One method of fertility monitoring that’s been used for years is charting temperature throughout the course of the month. Recording your temperature first thing in the morning using a basal thermometer, which gives a more accurate reading, can often determine ovulation among other important information about your cycle. Use it over a couple months and you’ll be able to predict your most fertile days.

Pros

It’s cheap; basal thermometers start as low as $7 on Amazon.

Cons

It needs to be done daily over the course of multiple months in order to see the patterns necessary for accurate predictions. Also, your basal temp should be taken at the same time every day for the most accurate results. This means waking up at your weekday time even on the weekends. Finally, you need to know a little about how to read the charts. Luckily, there’s an app for that. See fertility apps below.

Recommendation

EUDEMON Digital Basal Thermometer for Cycle Control: I like being able to read the backlit screen without having to turn on a light, especially on the weekends when I often go back to bed after taking my temp. It also saves 30 days of data so you don’t need to worry if you forget to write down your reading one day.

Fertility monitoring apps

If you want to monitor multiple signs of fertility, including basal temperature, but want to leave the interpretation of all that data up to the experts, there are dozens of fertility apps available. The more data you input, the more accurate predictions they’ll provide, but most can predict your most fertile days and the day of ovulation with good accuracy after just a month of monitoring.

Pros

Most offer free versions of the app that pretty much do everything you need when trying to conceive. They’re also convenient since they’re available on your phone, tablet, and computer. And they give you piece of mind; you’re not alone in interpreting the data.

Cons

For the best results, you still should be taking your basal temperature daily, so you’re still setting the alarm on Sunday. Ugh.

Recommendations

I’ve tried two of these apps, Ovia and Fertility Friend. Both track tons of data, more than I ever bother to enter (does it really matter if I’m cranky that day?). And both are easy to use.

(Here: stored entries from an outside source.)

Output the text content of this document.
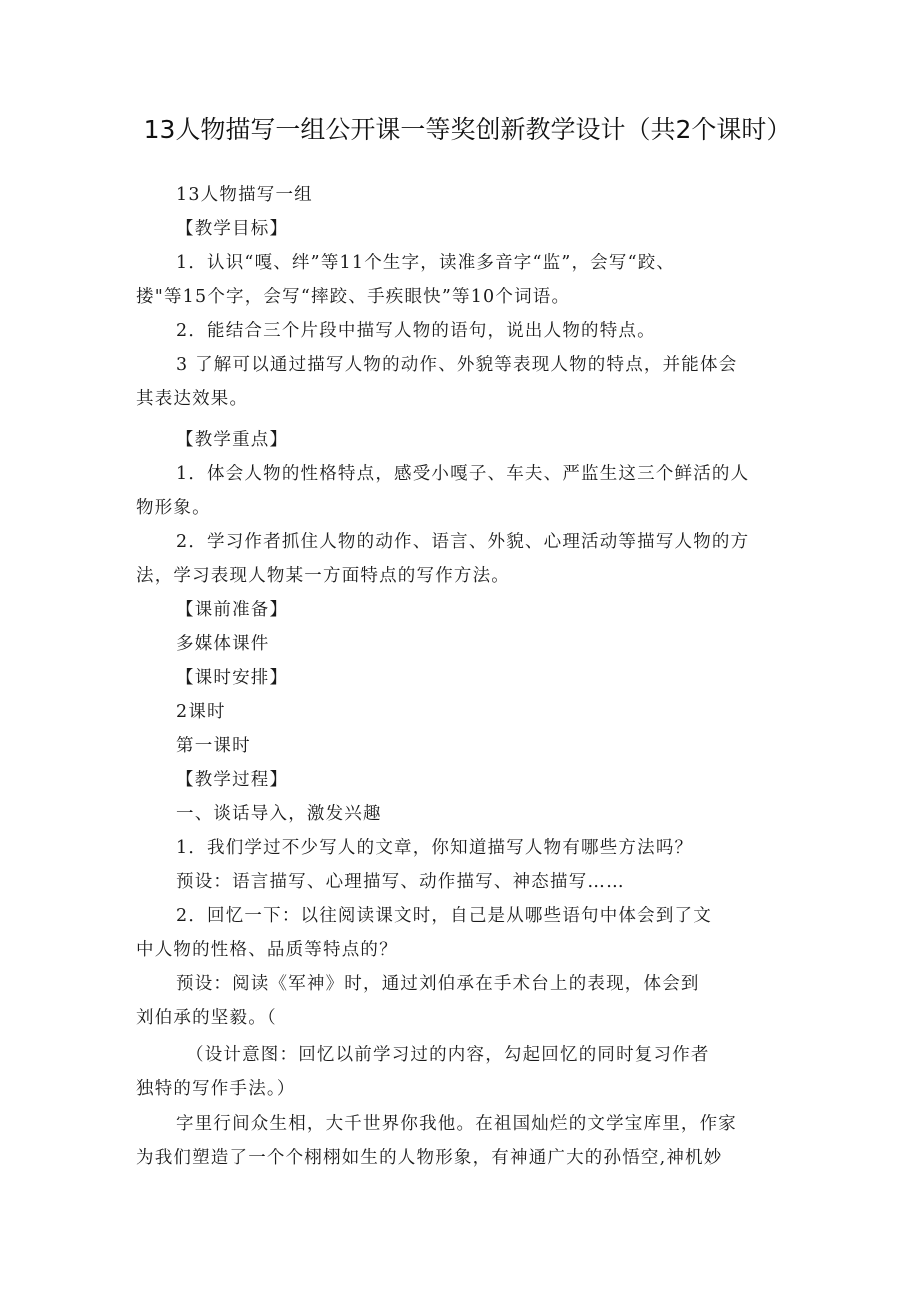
13人物描写一组公开课一等奖创新教学设计（共2个课时）
13人物描写一组
【教学目标】
1．认识“嘎、绊”等11个生字，读准多音字“监”，会写“跤、
搂"等15个字，会写“摔跤、手疾眼快”等10个词语。
2．能结合三个片段中描写人物的语句，说出人物的特点。
3 了解可以通过描写人物的动作、外貌等表现人物的特点，并能体会
其表达效果。
【教学重点】
1．体会人物的性格特点，感受小嘎子、车夫、严监生这三个鲜活的人
物形象。
2．学习作者抓住人物的动作、语言、外貌、心理活动等描写人物的方
法，学习表现人物某一方面特点的写作方法。
【课前准备】
多媒体课件
【课时安排】
2课时
第一课时
【教学过程】
一、谈话导入，激发兴趣
1．我们学过不少写人的文章，你知道描写人物有哪些方法吗？
预设：语言描写、心理描写、动作描写、神态描写……
2．回忆一下：以往阅读课文时，自己是从哪些语句中体会到了文
中人物的性格、品质等特点的？
预设：阅读《军神》时，通过刘伯承在手术台上的表现，体会到
刘伯承的坚毅。（
（设计意图：回忆以前学习过的内容，勾起回忆的同时复习作者
独特的写作手法。）
字里行间众生相，大千世界你我他。在祖国灿烂的文学宝库里，作家
为我们塑造了一个个栩栩如生的人物形象，有神通广大的孙悟空,神机妙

Ovia looks pretty. Its interface is modern, colorful, and fun. I particularly like the little sperm swimming to the egg whenever you pull it down to update. Unfortunately, for the first two months it predicted my most fertile days later than what they ended up being. If I weren’t using the digital ovulation test as well and were going about having a baby the traditional way versus IUI, I definitely would have missed some of the best baby-making days in the month. By the third month, though, it did adjust to my data.

Fertility Friend, on the other hand, is nothing special to look at. Its graphics aren’t fancy or fun. But it works. At least for me, I find it to be the most accurate of the two.

Ovulation Predictor Kits (OPKs)

If it’s tough enough to wake up early on Mondays and the idea of daily temperature taking doesn’t do it for you, this last option might be your best bet. OPKs are easy to use monitors that read your changing hormone levels prior to ovulation in order to indicate your most fertile days. All they require is a few days of peeing on a stick.

Pros

Assuming you know the average length of your cycle, these monitors only need to be used for four or five days as you approach ovulation. You don’t need to wake up at any particular time to do them, and they give clear, accurate results.

Cons

The digital ones—the ones recommended for those of us undergoing IUIs due to their accuracy and ease in reading results—are expensive. Even on Amazon, the cheapest place by far that I’ve seen, they are about $35 for a two-month supply.

Recommendation

Clearblue Advanced Digital Ovulation Test: This monitor is great for couples and singles, as it gives not only the two peak fertility days (the reading needed for IUIs), but also the most fertile days leading up to that. It also cracks me up with its smiley face indicator. I’m waiting for it to wink at me one month or tell me to go get it on.

Whether you’re trying to get pregnant or trying not to get pregnant, it’s good to know that modern science and technology has taken a lot of the guesswork and superstitions out of fertility monitoring.